When her father died on February 6, 1952, after years of declining health, Queen Elizabeth II ascended the British throne at age 25; some Britons were so thrilled by the young queen they declared it was a second “Elizabethan Age.”
Queen Elizabeth II’s reign spanned 14 U.S. American presidents and just as many British prime ministers. Along the way, she proved herself a savvy stateswoman and a constant leader on the world stage. She traveled on more than 271 state visits during her reign and was sometimes the only woman on the stage with world leaders. She always stayed mum on her personal political opinions, demonstrating her mastery of “soft diplomacy.”
As recently as June 2021, Queen Elizabeth II met with world leaders at a Group of 7 summit meeting in Cornwall, and hosted President Biden and first lady Jill Biden at Windsor Castle afterward.

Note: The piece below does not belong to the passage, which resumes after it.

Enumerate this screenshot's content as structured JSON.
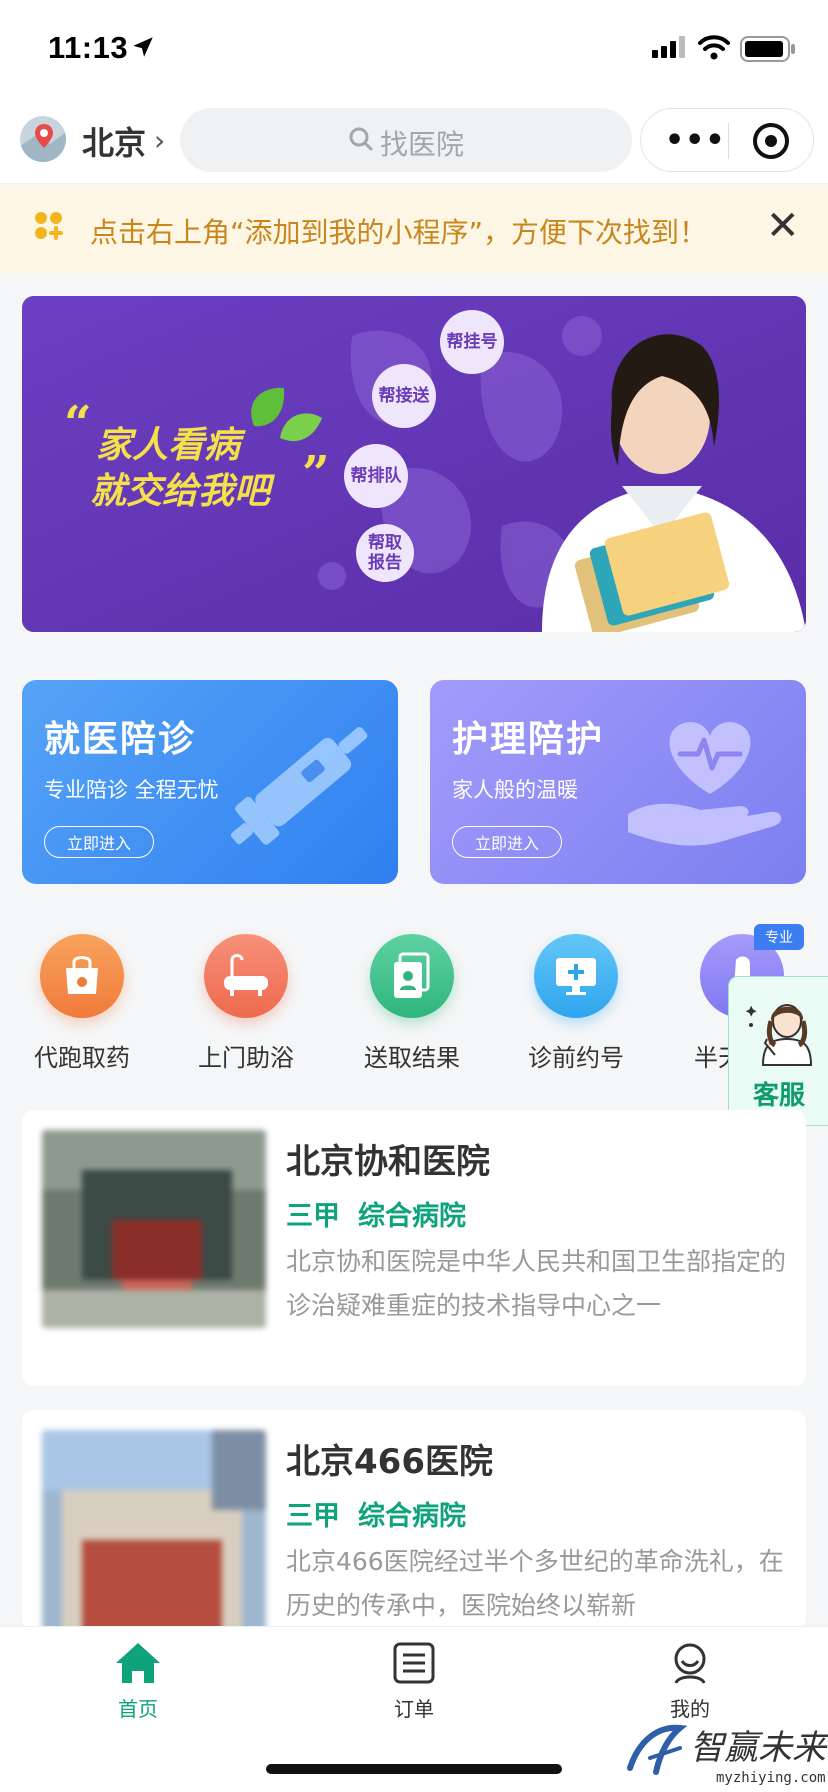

In addition to being sovereign of the United Kingdom and 15 Commonwealth realms, the Queen was also the head of the Commonwealth, a voluntary association of 54 independent countries. During her reign, she visited nearly every country in the Commonwealth — missing only Cameroon and Rwanda — and made many repeat visits, according to the royal family’s official website.
As popular as she was, the Queen weathered particularly harsh scrutiny over her alleged poor treatment of Princess Diana, whom then-32-year-old Prince Charles married in 1981, when the former Diana Spencer was 25. Diana later accused Charles of having an affair with his now-wife, Camilla, the Duchess of Cornwall, while Diana by all accounts had a hard time adjusting to the pressures of royal life, including merciless hounding by the press, and felt that she received little support from Buckingham Palace.
Diana and Charles’ divorce was finalized in August, 1996. Just one year later, on August 31, 1997, Diana died at age 36 following a car crash in the Pont D’Alma Bridge in Paris during which her car, in which she was traveling with her romantic partner, Dodi Fayed, was pursued by paparazzi.
Much beloved the world over, Diana’s death plunged Britons into grief that soon turned to anger when the Queen was absent during public tributes and made no official statement of her own. Facing increasing public criticism, Elizabeth ultimately returned to London from Balmoral Castle, where she and Prince Philip had been when the accident occurred, along with Diana’s two sons. The Queen delivered an address to the nation praising her former daughter-in-law. At Diana’s funeral procession, Queen Elizabeth II was seen bowing as the cortege passed by.
If tradition is observed, Queen Elizabeth II’s death will be followed by ten days of official national mourning before her funeral is held at Westminster Abbey, in London. Her remains will be interred at Windsor Castle.